Children and Young People with Long Term Conditions and supporting them through Transition

Reduction in unplanned emergency admissions and improved experience through Transition for Children and Young People (CYP) living with long term condition including Asthma, Epilepsy and Diabetes was identified as a priority of the North West Coast Children’s Network in 2015/16.

Progress to date

This work continues into 2016/2017 with all acute provider and commissioner organisations across the North West participating in a self-assessment exercise. The self-assessment tool was developed in collaboration with clinical leads/experts from paediatric Asthma, Diabetes and Epilepsy and based on current best practice standards allowing the SCN to undertake a scoping exercise across the region.
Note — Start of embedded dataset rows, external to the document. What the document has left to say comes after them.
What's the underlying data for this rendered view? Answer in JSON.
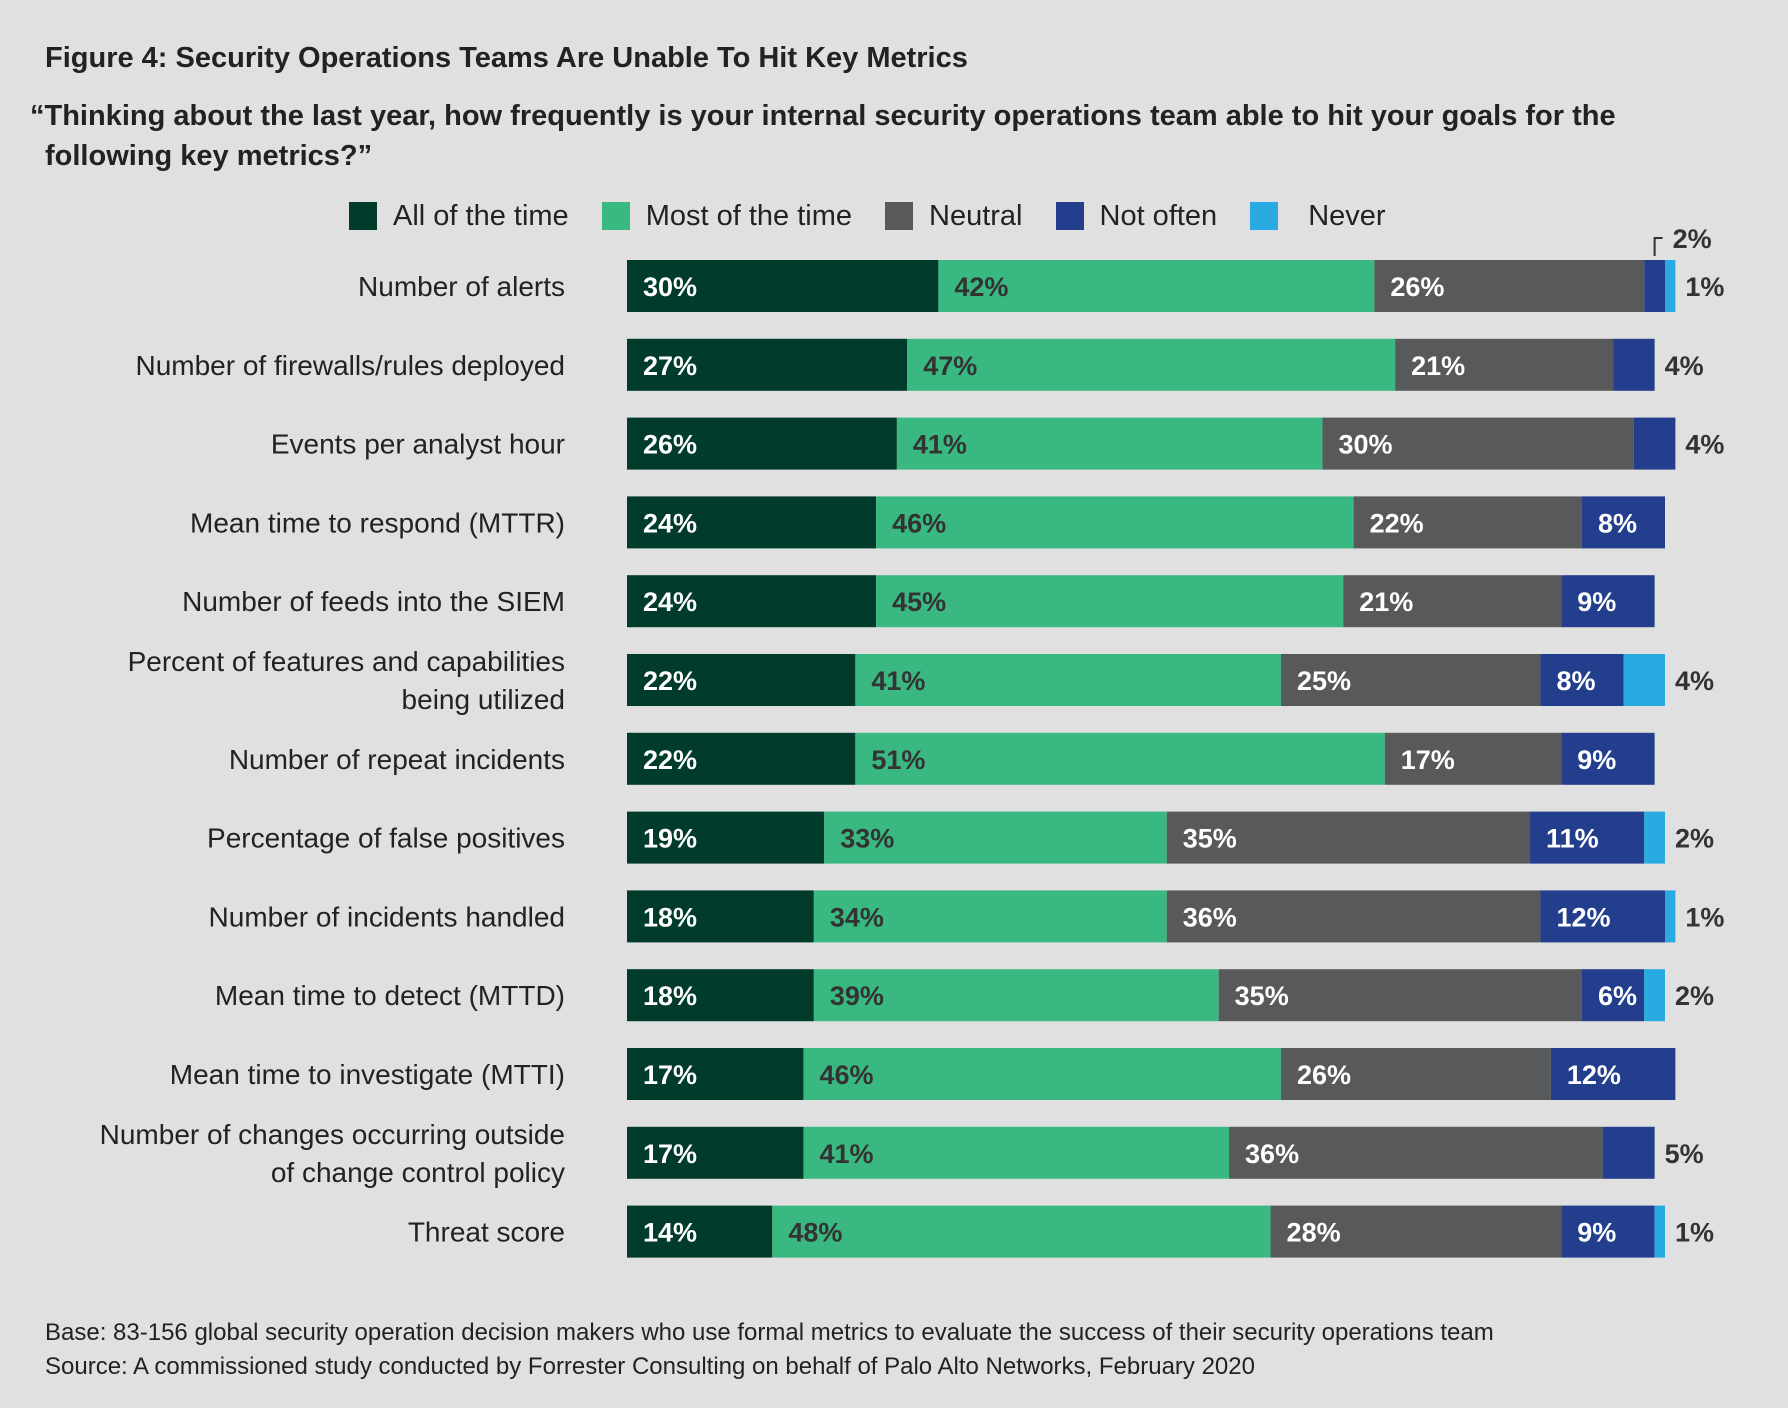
{
  "figure_title": "Figure 4: Security Operations Teams Are Unable To Hit Key Metrics",
  "question_line1": "“Thinking about the last year, how frequently is your internal security operations team able to hit your goals for the",
  "question_line2": "following key metrics?”",
  "footer": {
    "base": "Base: 83-156 global security operation decision makers who use formal metrics to evaluate the success of their security operations team",
    "source": "Source: A commissioned study conducted by Forrester Consulting on behalf of Palo Alto Networks, February 2020"
  },
  "chart_data": {
    "type": "bar",
    "orientation": "horizontal",
    "stacked": true,
    "legend_position": "top",
    "grid": false,
    "categories": [
      [
        "Number of alerts"
      ],
      [
        "Number of firewalls/rules deployed"
      ],
      [
        "Events per analyst hour"
      ],
      [
        "Mean time to respond (MTTR)"
      ],
      [
        "Number of feeds into the SIEM"
      ],
      [
        "Percent of features and capabilities",
        "being utilized"
      ],
      [
        "Number of repeat incidents"
      ],
      [
        "Percentage of false positives"
      ],
      [
        "Number of incidents handled"
      ],
      [
        "Mean time to detect (MTTD)"
      ],
      [
        "Mean time to investigate (MTTI)"
      ],
      [
        "Number of changes occurring outside",
        "of change control policy"
      ],
      [
        "Threat score"
      ]
    ],
    "series": [
      {
        "name": "All of the time",
        "color": "#003b2c",
        "label_color": "#ffffff",
        "values": [
          30,
          27,
          26,
          24,
          24,
          22,
          22,
          19,
          18,
          18,
          17,
          17,
          14
        ]
      },
      {
        "name": "Most of the time",
        "color": "#3ab881",
        "label_color": "#333333",
        "values": [
          42,
          47,
          41,
          46,
          45,
          41,
          51,
          33,
          34,
          39,
          46,
          41,
          48
        ]
      },
      {
        "name": "Neutral",
        "color": "#58595b",
        "label_color": "#ffffff",
        "values": [
          26,
          21,
          30,
          22,
          21,
          25,
          17,
          35,
          36,
          35,
          26,
          36,
          28
        ]
      },
      {
        "name": "Not often",
        "color": "#223e8c",
        "label_color": "#ffffff",
        "values": [
          2,
          4,
          4,
          8,
          9,
          8,
          9,
          11,
          12,
          6,
          12,
          5,
          9
        ]
      },
      {
        "name": "Never",
        "color": "#29abe2",
        "label_color": "#ffffff",
        "values": [
          1,
          0,
          0,
          0,
          0,
          4,
          0,
          2,
          1,
          2,
          0,
          0,
          1
        ]
      }
    ],
    "unit": "%",
    "outside_labels": [
      {
        "row": 0,
        "series": 3,
        "text": "2%",
        "callout": true
      },
      {
        "row": 0,
        "series": 4,
        "text": "1%"
      },
      {
        "row": 1,
        "series": 3,
        "text": "4%"
      },
      {
        "row": 2,
        "series": 3,
        "text": "4%"
      },
      {
        "row": 5,
        "series": 4,
        "text": "4%"
      },
      {
        "row": 7,
        "series": 4,
        "text": "2%"
      },
      {
        "row": 8,
        "series": 4,
        "text": "1%"
      },
      {
        "row": 9,
        "series": 4,
        "text": "2%"
      },
      {
        "row": 11,
        "series": 3,
        "text": "5%"
      },
      {
        "row": 12,
        "series": 4,
        "text": "1%"
      }
    ],
    "hidden_inside_labels": [
      [
        0,
        3
      ],
      [
        0,
        4
      ],
      [
        1,
        3
      ],
      [
        2,
        3
      ],
      [
        5,
        4
      ],
      [
        7,
        4
      ],
      [
        8,
        4
      ],
      [
        9,
        4
      ],
      [
        11,
        3
      ],
      [
        12,
        4
      ]
    ]
  }
}
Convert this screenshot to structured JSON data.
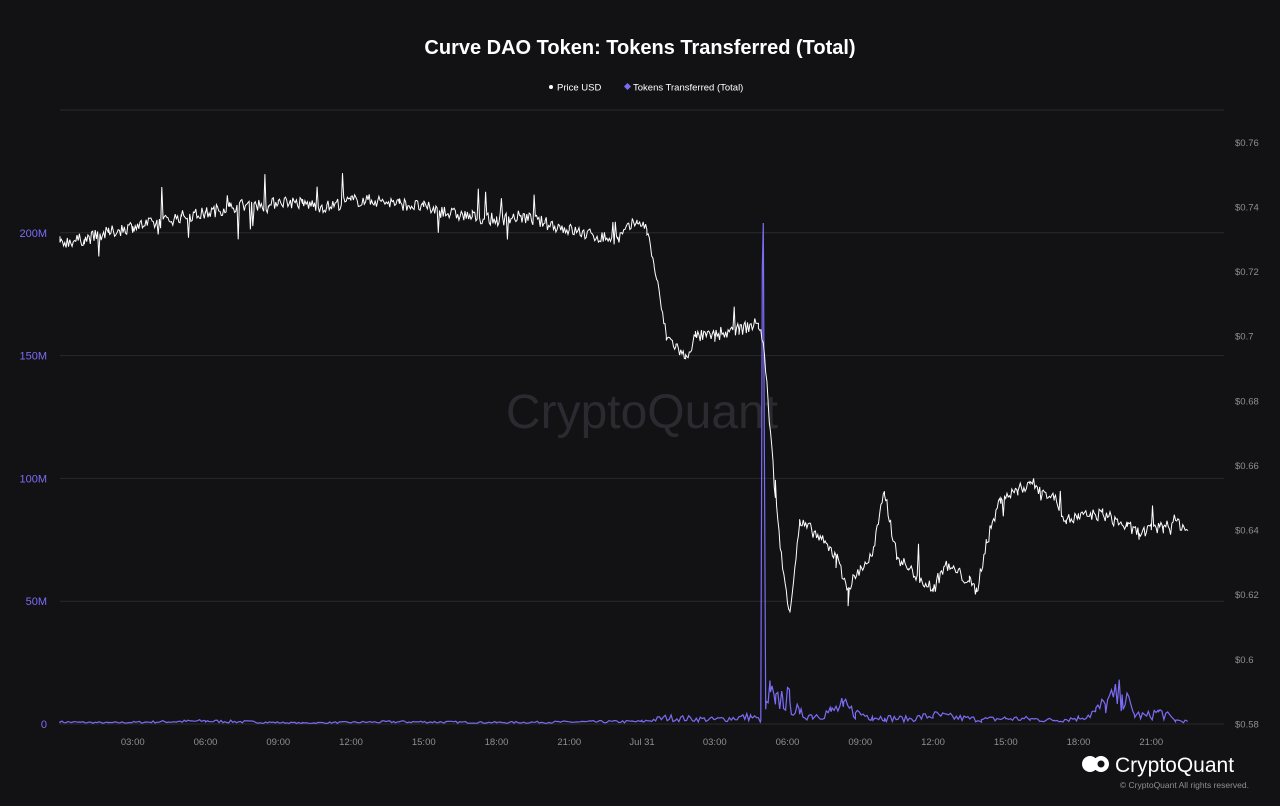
{
  "chart_data": {
    "type": "line",
    "title": "Curve DAO Token: Tokens Transferred (Total)",
    "legend": [
      {
        "name": "Price USD",
        "color": "#ffffff",
        "marker": "circle"
      },
      {
        "name": "Tokens Transferred (Total)",
        "color": "#7b6cf6",
        "marker": "diamond"
      }
    ],
    "legend_position": "top-center",
    "x_ticks": [
      "03:00",
      "06:00",
      "09:00",
      "12:00",
      "15:00",
      "18:00",
      "21:00",
      "Jul 31",
      "03:00",
      "06:00",
      "09:00",
      "12:00",
      "15:00",
      "18:00",
      "21:00"
    ],
    "y_left_ticks": [
      "0",
      "50M",
      "100M",
      "150M",
      "200M"
    ],
    "y_left_lim": [
      0,
      250000000
    ],
    "y_right_ticks": [
      "$0.58",
      "$0.6",
      "$0.62",
      "$0.64",
      "$0.66",
      "$0.68",
      "$0.7",
      "$0.72",
      "$0.74",
      "$0.76"
    ],
    "y_right_lim": [
      0.58,
      0.77
    ],
    "x_range_hours": [
      0,
      48
    ],
    "grid": "horizontal",
    "series": [
      {
        "name": "Price USD",
        "axis": "right",
        "color": "#ffffff",
        "points": [
          [
            0,
            0.729
          ],
          [
            1,
            0.73
          ],
          [
            2,
            0.732
          ],
          [
            3,
            0.734
          ],
          [
            4,
            0.735
          ],
          [
            5,
            0.737
          ],
          [
            6,
            0.738
          ],
          [
            7,
            0.74
          ],
          [
            8,
            0.741
          ],
          [
            8.6,
            0.74
          ],
          [
            9,
            0.742
          ],
          [
            10,
            0.741
          ],
          [
            11,
            0.74
          ],
          [
            12,
            0.742
          ],
          [
            13,
            0.742
          ],
          [
            14,
            0.741
          ],
          [
            15,
            0.74
          ],
          [
            16,
            0.738
          ],
          [
            17,
            0.737
          ],
          [
            18,
            0.736
          ],
          [
            19,
            0.737
          ],
          [
            20,
            0.735
          ],
          [
            21,
            0.733
          ],
          [
            22,
            0.731
          ],
          [
            23,
            0.73
          ],
          [
            23.8,
            0.736
          ],
          [
            24.2,
            0.733
          ],
          [
            24.5,
            0.722
          ],
          [
            25,
            0.7
          ],
          [
            25.4,
            0.697
          ],
          [
            25.8,
            0.693
          ],
          [
            26.2,
            0.7
          ],
          [
            27,
            0.7
          ],
          [
            28,
            0.702
          ],
          [
            28.8,
            0.704
          ],
          [
            29.0,
            0.698
          ],
          [
            29.2,
            0.68
          ],
          [
            29.5,
            0.65
          ],
          [
            29.8,
            0.628
          ],
          [
            30.1,
            0.615
          ],
          [
            30.5,
            0.642
          ],
          [
            31,
            0.64
          ],
          [
            31.5,
            0.636
          ],
          [
            32,
            0.632
          ],
          [
            32.5,
            0.622
          ],
          [
            33,
            0.628
          ],
          [
            33.5,
            0.632
          ],
          [
            34,
            0.652
          ],
          [
            34.5,
            0.632
          ],
          [
            35,
            0.628
          ],
          [
            35.5,
            0.625
          ],
          [
            36,
            0.622
          ],
          [
            36.5,
            0.629
          ],
          [
            37,
            0.627
          ],
          [
            37.5,
            0.624
          ],
          [
            37.8,
            0.621
          ],
          [
            38.2,
            0.636
          ],
          [
            38.8,
            0.65
          ],
          [
            39.5,
            0.652
          ],
          [
            40,
            0.655
          ],
          [
            40.5,
            0.652
          ],
          [
            41,
            0.65
          ],
          [
            41.5,
            0.643
          ],
          [
            42,
            0.644
          ],
          [
            43,
            0.645
          ],
          [
            44,
            0.641
          ],
          [
            44.5,
            0.639
          ],
          [
            45,
            0.64
          ],
          [
            45.5,
            0.641
          ],
          [
            46,
            0.643
          ],
          [
            46.5,
            0.64
          ]
        ]
      },
      {
        "name": "Tokens Transferred (Total)",
        "axis": "left",
        "color": "#7b6cf6",
        "points": [
          [
            0,
            800000
          ],
          [
            2,
            500000
          ],
          [
            6,
            1200000
          ],
          [
            10,
            400000
          ],
          [
            14,
            900000
          ],
          [
            18,
            600000
          ],
          [
            24,
            1000000
          ],
          [
            25,
            2500000
          ],
          [
            27,
            1800000
          ],
          [
            28.5,
            3000000
          ],
          [
            28.9,
            1500000
          ],
          [
            29.0,
            204000000
          ],
          [
            29.1,
            6000000
          ],
          [
            29.3,
            13000000
          ],
          [
            29.5,
            8000000
          ],
          [
            29.8,
            11000000
          ],
          [
            30.1,
            9000000
          ],
          [
            30.5,
            4000000
          ],
          [
            31,
            3500000
          ],
          [
            31.8,
            5000000
          ],
          [
            32.3,
            7000000
          ],
          [
            32.8,
            4500000
          ],
          [
            33.5,
            3000000
          ],
          [
            34,
            2500000
          ],
          [
            35,
            2000000
          ],
          [
            36,
            3500000
          ],
          [
            37,
            2500000
          ],
          [
            38,
            1800000
          ],
          [
            39,
            2200000
          ],
          [
            40,
            2000000
          ],
          [
            41,
            1500000
          ],
          [
            42,
            2500000
          ],
          [
            42.7,
            5000000
          ],
          [
            43.1,
            8000000
          ],
          [
            43.8,
            12000000
          ],
          [
            44.3,
            4000000
          ],
          [
            44.8,
            3000000
          ],
          [
            45.3,
            5000000
          ],
          [
            46,
            1500000
          ],
          [
            46.5,
            1000000
          ]
        ]
      }
    ]
  },
  "branding": {
    "watermark": "CryptoQuant",
    "logo_text": "CryptoQuant",
    "copyright": "© CryptoQuant All rights reserved."
  }
}
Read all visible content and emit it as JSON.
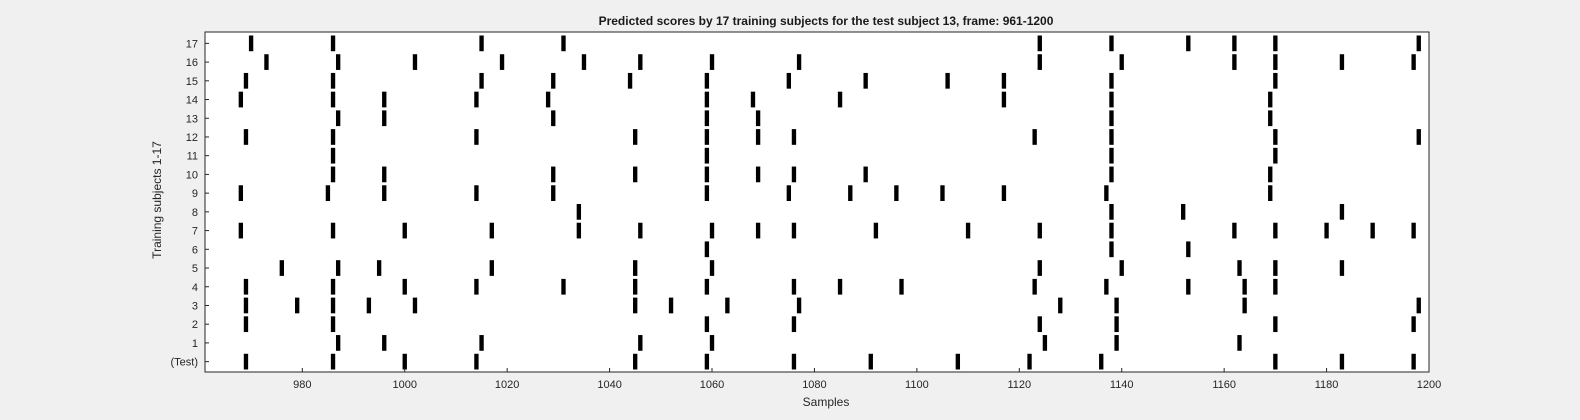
{
  "chart_data": {
    "type": "heatmap",
    "title": "Predicted scores by 17 training subjects for the test subject 13, frame: 961-1200",
    "xlabel": "Samples",
    "ylabel": "Training subjects 1-17",
    "xlim": [
      961,
      1200
    ],
    "xticks": [
      980,
      1000,
      1020,
      1040,
      1060,
      1080,
      1100,
      1120,
      1140,
      1160,
      1180,
      1200
    ],
    "rows": [
      {
        "label": "(Test)",
        "x": [
          969,
          986,
          1000,
          1014,
          1045,
          1059,
          1076,
          1091,
          1108,
          1122,
          1136,
          1170,
          1183,
          1197
        ]
      },
      {
        "label": "1",
        "x": [
          987,
          996,
          1015,
          1046,
          1060,
          1125,
          1139,
          1163
        ]
      },
      {
        "label": "2",
        "x": [
          969,
          986,
          1059,
          1076,
          1124,
          1139,
          1170,
          1197
        ]
      },
      {
        "label": "3",
        "x": [
          969,
          979,
          986,
          993,
          1002,
          1045,
          1052,
          1063,
          1077,
          1128,
          1139,
          1164,
          1198
        ]
      },
      {
        "label": "4",
        "x": [
          969,
          986,
          1000,
          1014,
          1031,
          1045,
          1059,
          1076,
          1085,
          1097,
          1123,
          1137,
          1153,
          1164,
          1170
        ]
      },
      {
        "label": "5",
        "x": [
          976,
          987,
          995,
          1017,
          1045,
          1060,
          1124,
          1140,
          1163,
          1170,
          1183
        ]
      },
      {
        "label": "6",
        "x": [
          1059,
          1138,
          1153
        ]
      },
      {
        "label": "7",
        "x": [
          968,
          986,
          1000,
          1017,
          1034,
          1046,
          1060,
          1069,
          1076,
          1092,
          1110,
          1124,
          1138,
          1162,
          1170,
          1180,
          1189,
          1197
        ]
      },
      {
        "label": "8",
        "x": [
          1034,
          1138,
          1152,
          1183
        ]
      },
      {
        "label": "9",
        "x": [
          968,
          985,
          996,
          1014,
          1029,
          1059,
          1075,
          1087,
          1096,
          1105,
          1117,
          1137,
          1169
        ]
      },
      {
        "label": "10",
        "x": [
          986,
          996,
          1029,
          1045,
          1059,
          1069,
          1076,
          1090,
          1138,
          1169
        ]
      },
      {
        "label": "11",
        "x": [
          986,
          1059,
          1138,
          1170
        ]
      },
      {
        "label": "12",
        "x": [
          969,
          986,
          1014,
          1045,
          1059,
          1069,
          1076,
          1123,
          1138,
          1170,
          1198
        ]
      },
      {
        "label": "13",
        "x": [
          987,
          996,
          1029,
          1059,
          1069,
          1138,
          1169
        ]
      },
      {
        "label": "14",
        "x": [
          968,
          986,
          996,
          1014,
          1028,
          1059,
          1068,
          1085,
          1117,
          1138,
          1169
        ]
      },
      {
        "label": "15",
        "x": [
          969,
          986,
          1015,
          1029,
          1044,
          1059,
          1075,
          1090,
          1106,
          1117,
          1138,
          1170
        ]
      },
      {
        "label": "16",
        "x": [
          973,
          987,
          1002,
          1019,
          1035,
          1046,
          1060,
          1077,
          1124,
          1140,
          1162,
          1170,
          1183,
          1197
        ]
      },
      {
        "label": "17",
        "x": [
          970,
          986,
          1015,
          1031,
          1124,
          1138,
          1153,
          1162,
          1170,
          1198
        ]
      }
    ]
  }
}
Gathering this information will enable the SCN team to identify key themes, areas of best practice, barriers, and challenges currently within the system to inform future commissioning and provision of long term conditions and transition services across the North West Coast region.

Improving acute medical and surgical paediatric care

In 2010 the Royal College of Paediatrics and Child Health (RCPCH) published the Facing the Future standards setting out ten key requirements to deliver high quality, safe and sustainable acute general paediatric services.

Facing the Future intended to be live and flexible to changes in the health system and, five years on from the original publication, the RCPCH has conducted a review of the standards.

In addition to revising the original Facing the Future: Standards for Acute General Paediatric Services the RCPCH, RCGP and RCN have worked together to develop a new set of standards in the Facing the Future suite, Facing the Future: Together for Child Health, which apply across the unscheduled care pathway to improve healthcare and outcomes for children

Progress to date

A self-assessment tool was developed based on both the Facing the Future Standards for Acute General Paediatric Services and Together for Child Health.

The self-assessment document was distributed in July 2015 and all eight Providers have completed and RAG rated themselves against the standards.